Analysis of crossing fibers is a challenging topic in recent diffusion-weighted imaging (DWI). Resolving crossing fibers is expected to bring major changes to present tractography results based on the standard tensor model. Model free approaches, like Q-ball or diffusion spectrum imaging, as well as multi-tensor models are used to unfold the different diffusion directions mixed in a voxel of DWI data. Due to its seeming simplicity, the two-tensor model (TTM) is applied frequently to provide two positive-definite tensors and the relative population fraction modeling two crossing fiber branches. However, problems with uniqueness and noise instability are apparent. To stabilize the fit, several of the 13 physical parameters are fixed ad hoc, before fitting the model to the data. Our analysis of the TTM aims at fitting procedures where ad hoc parameters are avoided.
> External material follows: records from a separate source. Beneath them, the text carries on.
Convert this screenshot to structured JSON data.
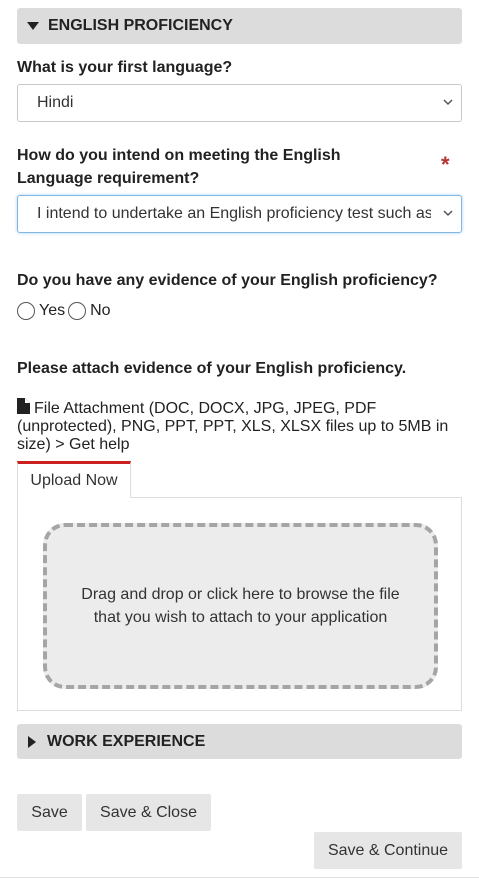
{
  "english_section": {
    "title": "ENGLISH PROFICIENCY",
    "first_language_label": "What is your first language?",
    "first_language_value": "Hindi",
    "meeting_label": "How do you intend on meeting the English Language requirement?",
    "required_mark": "*",
    "meeting_value": "I intend to undertake an English proficiency test such as IELTS",
    "evidence_question": "Do you have any evidence of your English proficiency?",
    "yes_label": "Yes",
    "no_label": "No",
    "attach_label": "Please attach evidence of your English proficiency.",
    "file_attachment_text": "File Attachment (DOC, DOCX, JPG, JPEG, PDF (unprotected), PNG, PPT, PPT, XLS, XLSX files up to 5MB in size) > Get help",
    "upload_tab_label": "Upload Now",
    "dropzone_text": "Drag and drop or click here to browse the file that you wish to attach to your application"
  },
  "work_section": {
    "title": "WORK EXPERIENCE"
  },
  "actions": {
    "save_label": "Save",
    "save_close_label": "Save & Close",
    "save_continue_label": "Save & Continue"
  },
  "colors": {
    "header_bg": "#dcdcdc",
    "required_red": "#b8322f",
    "tab_accent": "#cc1f1f",
    "focus_border": "#7fb8e6"
  },
  "icons": {
    "collapse": "triangle-down-icon",
    "expand": "triangle-right-icon",
    "dropdown": "chevron-down-icon",
    "file": "file-icon"
  }
}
Revealing sources of instability, we show that the model's inherent ambiguity can be reduced to one scalar parameter which only influences the fraction and the eigenvalues of the TTM, whereas the diffusion directions are not affected. Based on this, two fitting strategies are proposed: the parsimonious strategy detects the main diffusion directions without extra parameter fixation, to determine the eigenvalues and the population fraction an empirically motivated condition must be added. The expensive strategy determines all 13 physical parameters of the TTM by a fit to DWIs alone; no additional assumption is necessary. Ill-posedness of the model in case of noisy data is cured by denoising of the data and by L-curve regularization combined with global minimization performing a least-squares fit of the full model. By model simulations and real data applications, we demonstrate the feasibility of our fitting strategies and achieve convincing results. Using clinically affordable diffusion acquisition paradigms (encoding numbers: 21, 2*15, 2*21) and b values (b=500–1500s/mm2), this methodology can place the TTM parameters involved in crossing fibers on a more empirical basis than fitting procedures with technical assumptions.